Before I give you my reaction a bit of background
I have to admit one of the things I’ve enjoyed about Google+ is watching it evolve, watching early adopters whose opinions I respect discussing the new network, and discovering how it works. Chris Brogan for one hung up his keys at Facebook and moved lock stock and barrel over to G+. These people were finding new ways that Google+ would work and sharing them with their followers.
After a while it became apparent that Google+ was not just a potential Facebook rival but also a Twitter rival, the stream was reminiscent of Twitter and you have the ability of following people who don’t follow you back. There was nothing amazingly different about Google+ but it was taking the best bits of other social networks and improving them. And therein lies G+’s strength.
With a massive user base that grew at a rate that must have struck panic into the heart of Mark Zukerberg I was beginning to think that perhaps it could eclipse Facebook and do so much faster than I’d originally anticipated. However this has yet to happen. There are members all right but few are active and my feed is still dominated by a few power users.
When G+ was launched I avidly created content specifically for it, I routed out my best photos, made specific videos and found links just for sharing there. To me if I was going to be a success with Google+ I’d have to discover what to post and how to differentiate what I was doing there to what I did on other networks. My community and potential target market are very much ensconced on Facebook and Twitter so leaving them like Chris Brogan did wouldn’t work for me.

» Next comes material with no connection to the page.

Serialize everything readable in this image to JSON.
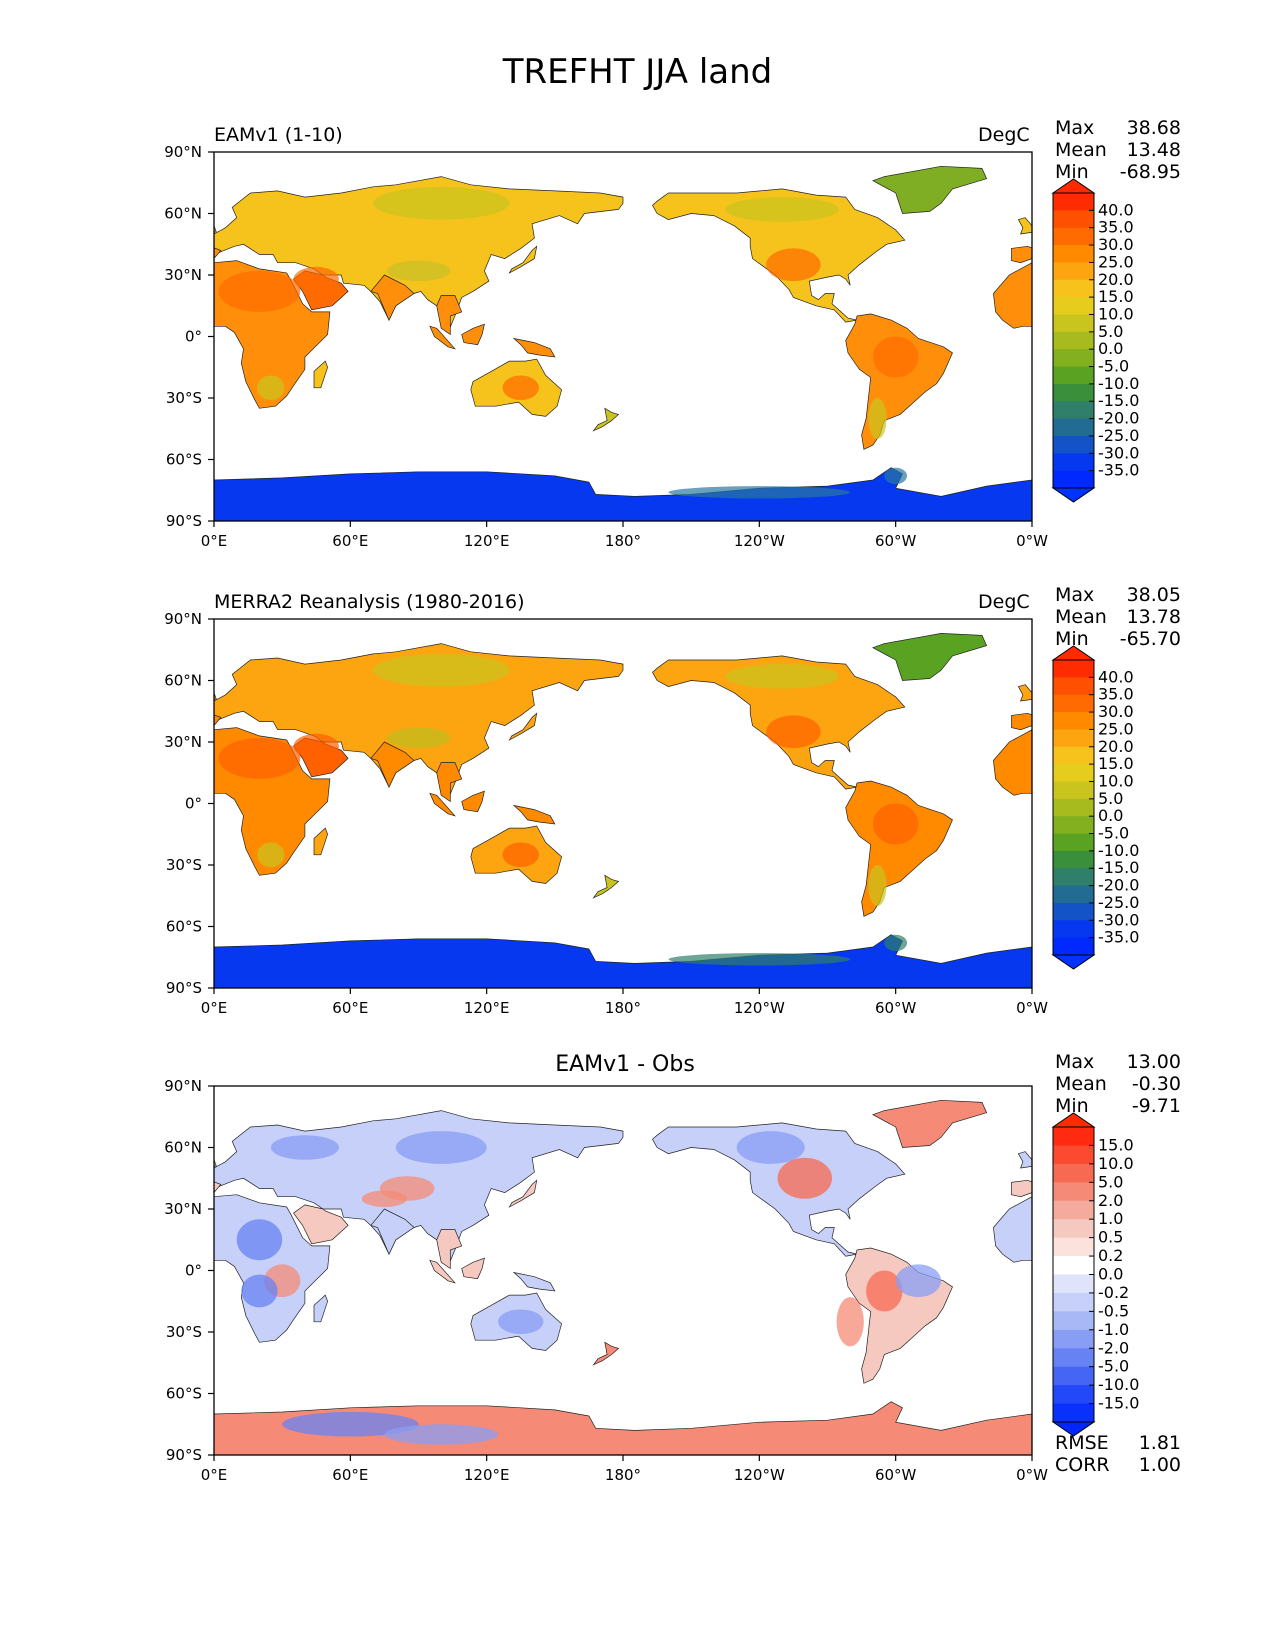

As time has passed I have posted less and less. I dip in everyday to have a look at what’s going on and sadly I now break my golden rule. “thou shalt not post the same content to Facebook and Google+”.

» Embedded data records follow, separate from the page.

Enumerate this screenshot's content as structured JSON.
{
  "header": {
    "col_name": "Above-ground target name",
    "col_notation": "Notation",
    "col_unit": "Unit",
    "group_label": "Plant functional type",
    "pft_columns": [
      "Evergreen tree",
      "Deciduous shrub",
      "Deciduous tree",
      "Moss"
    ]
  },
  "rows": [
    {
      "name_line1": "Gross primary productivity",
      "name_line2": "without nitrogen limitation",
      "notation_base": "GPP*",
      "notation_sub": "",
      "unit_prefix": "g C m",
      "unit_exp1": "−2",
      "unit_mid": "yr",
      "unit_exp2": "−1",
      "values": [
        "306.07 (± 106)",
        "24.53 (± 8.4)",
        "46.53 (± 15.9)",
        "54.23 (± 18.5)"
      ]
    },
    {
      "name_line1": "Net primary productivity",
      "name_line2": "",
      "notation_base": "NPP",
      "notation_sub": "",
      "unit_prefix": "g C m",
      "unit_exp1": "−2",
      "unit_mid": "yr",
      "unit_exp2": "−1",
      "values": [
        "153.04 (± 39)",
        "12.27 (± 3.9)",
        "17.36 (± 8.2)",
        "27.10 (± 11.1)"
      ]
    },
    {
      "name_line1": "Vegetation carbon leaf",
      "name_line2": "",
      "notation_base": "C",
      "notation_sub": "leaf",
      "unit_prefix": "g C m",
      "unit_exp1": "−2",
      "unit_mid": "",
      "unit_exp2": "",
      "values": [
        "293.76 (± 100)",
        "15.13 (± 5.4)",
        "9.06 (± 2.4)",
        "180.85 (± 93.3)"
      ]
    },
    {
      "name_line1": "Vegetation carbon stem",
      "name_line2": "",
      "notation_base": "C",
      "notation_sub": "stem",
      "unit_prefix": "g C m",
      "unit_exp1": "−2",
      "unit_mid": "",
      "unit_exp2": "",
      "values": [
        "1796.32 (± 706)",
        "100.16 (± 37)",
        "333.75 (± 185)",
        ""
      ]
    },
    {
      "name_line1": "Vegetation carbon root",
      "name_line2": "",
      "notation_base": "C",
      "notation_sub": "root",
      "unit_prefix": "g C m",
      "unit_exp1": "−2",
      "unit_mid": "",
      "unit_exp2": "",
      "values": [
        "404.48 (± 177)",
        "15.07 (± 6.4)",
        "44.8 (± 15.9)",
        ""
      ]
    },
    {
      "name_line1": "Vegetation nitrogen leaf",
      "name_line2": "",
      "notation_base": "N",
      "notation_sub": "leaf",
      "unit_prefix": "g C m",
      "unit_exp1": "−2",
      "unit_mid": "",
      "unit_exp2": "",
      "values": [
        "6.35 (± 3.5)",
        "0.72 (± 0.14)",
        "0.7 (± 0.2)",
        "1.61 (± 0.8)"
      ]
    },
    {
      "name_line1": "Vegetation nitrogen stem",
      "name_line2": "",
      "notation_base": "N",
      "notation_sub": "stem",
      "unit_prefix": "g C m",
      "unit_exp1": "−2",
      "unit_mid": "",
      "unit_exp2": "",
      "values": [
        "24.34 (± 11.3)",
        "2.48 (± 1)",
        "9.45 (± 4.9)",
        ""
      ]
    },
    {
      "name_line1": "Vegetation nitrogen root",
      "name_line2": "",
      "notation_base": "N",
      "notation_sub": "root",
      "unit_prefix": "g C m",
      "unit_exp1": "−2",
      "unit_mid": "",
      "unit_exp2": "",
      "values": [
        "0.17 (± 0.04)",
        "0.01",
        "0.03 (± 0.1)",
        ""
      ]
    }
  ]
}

There are some people on there whose streams I find entertaining. There are some great photographers and seeing photos in the timeline is definitely one thing that G+ has over Twitter. There are also the social media peeps. Chris Brogan, Mari Smith. They post great stuff and I love reading it but I hesitate before commenting. Why? Well firstly the volume of notifications. Yes I can mute a post but really my trips to G+ are swift and stopping to mute stuff on the way seems unnecessary. The notifications that someone else has responded to the post would be fine if there was a conversation going on but each commentator seems to act individually, they are communicating with the original poster but not me and not the others who have left comments. This is how it works on Twitter but surely G+ gives us the platform to converse. I myself am guilty of this. I leave a comment based on the original post and the first few comments I see. Real conversation can spring up on G+ but usually it’s on the content posted by less influential users. I’ve participated in small scale conversations on both my own and other users posts.

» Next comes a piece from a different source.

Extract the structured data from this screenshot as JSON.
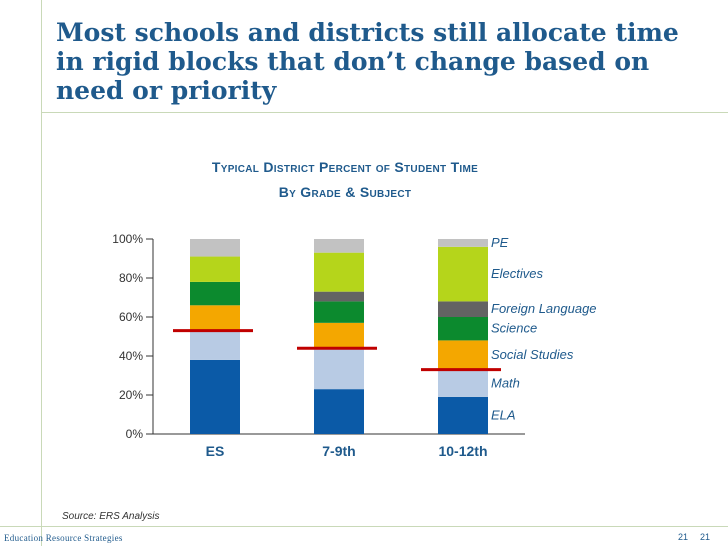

I guess part of the reason for this is the curse of celebrity, Twitter has given us unpresidented access to celebrity and this has carried forward to Google+. The problem being that Twitter is filtered so we don’t all see @replies of adoration aimed at high profile users, sadly on Google+ we do.
So with all those users I still see my feed dominated by celebrities or power users, I see some of my contacts struggling with G+ or like me just throwing the odd link up here and there. It’s partly my fault, I’m not leading my community over to G+, I’m not encouraging them the way others there are and unless I, and people like me, make a better effort Google+ can not succeed.
So my reaction to Chris Brogans Tweet was
“@chrisbrogan G+ isn’t ready for the masses yet.. us with smaller communities are finding it harder.”
to which he responded
“@spiderworking – how so?”
As if to endorse the sentiment of his original tweet I’ve had to post over 800 words to explain my thoughts.
I’m not sure I disagree with Chris Brogan’s point of view as such I’m just not there yet and neither is my community. It’s almost as if due to his loyal community base he’s been able to take the express train to Google+ adoption where as I’m still on the steam train, we stop more often on the way though and hopefully we’ll pick up passengers on route.
What are your thoughts on Google+? Will you pledge like me to try harder? I’d love to hear your thoughts.